In a preferred embodiment, the holes may communicate with both surfaces of the crystal. The second material may refract the light. The second material may have a different index of refraction than the first material. The second material may be air. The second material may include a reflective coating. The holes may be arranged in a random pattern or a regular pattern. The regular pattern may include squares or triangles. The hole may be cylindrical. The holes may be tapered. They may be stepped.
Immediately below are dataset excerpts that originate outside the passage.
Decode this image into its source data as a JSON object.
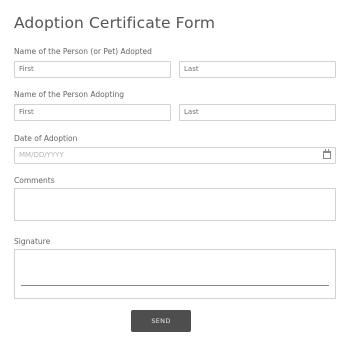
{
  "form": {
    "title": "Adoption Certificate Form",
    "adopted": {
      "label": "Name of the Person (or Pet) Adopted",
      "first_value": "First",
      "last_value": "Last"
    },
    "adopting": {
      "label": "Name of the Person Adopting",
      "first_value": "First",
      "last_value": "Last"
    },
    "date": {
      "label": "Date of Adoption",
      "placeholder": "MM/DD/YYYY",
      "icon": "calendar-icon"
    },
    "comments": {
      "label": "Comments",
      "value": ""
    },
    "signature": {
      "label": "Signature"
    },
    "send_label": "SEND"
  },
  "colors": {
    "button_bg": "#4e4e4e",
    "button_text": "#e8e8e8",
    "input_border": "#d2d2d2",
    "text": "#555555"
  }
}
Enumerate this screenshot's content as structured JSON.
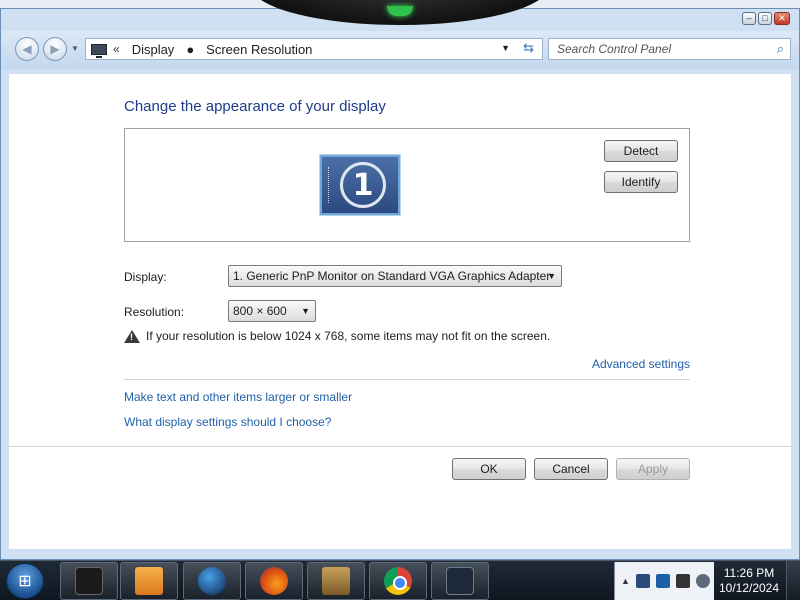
{
  "window": {
    "minimize_glyph": "–",
    "maximize_glyph": "□",
    "close_glyph": "✕"
  },
  "address": {
    "back_glyph": "◀",
    "forward_glyph": "▶",
    "history_glyph": "▼",
    "overflow_glyph": "«",
    "crumbs": [
      "Display",
      "Screen Resolution"
    ],
    "separator_glyph": "●",
    "dropdown_glyph": "▼",
    "refresh_glyph": "⇆",
    "search_placeholder": "Search Control Panel",
    "search_glyph": "⌕"
  },
  "main": {
    "title": "Change the appearance of your display",
    "monitor_number": "1",
    "detect_label": "Detect",
    "identify_label": "Identify",
    "display_label": "Display:",
    "display_value": "1. Generic PnP Monitor on Standard VGA Graphics Adapter",
    "resolution_label": "Resolution:",
    "resolution_value": "800 × 600",
    "combo_arrow": "▼",
    "warning_text": "If your resolution is below 1024 x 768, some items may not fit on the screen.",
    "advanced_link": "Advanced settings",
    "link_text_size": "Make text and other items larger or smaller",
    "link_help": "What display settings should I choose?",
    "ok_label": "OK",
    "cancel_label": "Cancel",
    "apply_label": "Apply"
  },
  "taskbar": {
    "start_glyph": "⊞",
    "tray_expand_glyph": "▲",
    "time": "11:26 PM",
    "date": "10/12/2024"
  },
  "colors": {
    "link": "#1f5fa8",
    "title": "#1e3b8c",
    "window_frame": "#cfe0f2",
    "taskbar": "#0f1720"
  }
}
They may be inclined to the surfaces of the crystal. They may be perpendicular to the surface of the crystal. The holes may be right circular cylinders. At least one of the surfaces of the crystal may be grooved. Both of the surfaces of the crystal may be grooved. The grooves may form an array of pyramidical structures. The crystal surface toward the photosensors may be transmissive while the other surface of the crystal may be reflective. The holes may be arranged in a uniform density pattern or a non-uniform density pattern. The holes may uniform in size and/or shape. The crystal may be spherical, arcuate or planar. The crystal may be segmented.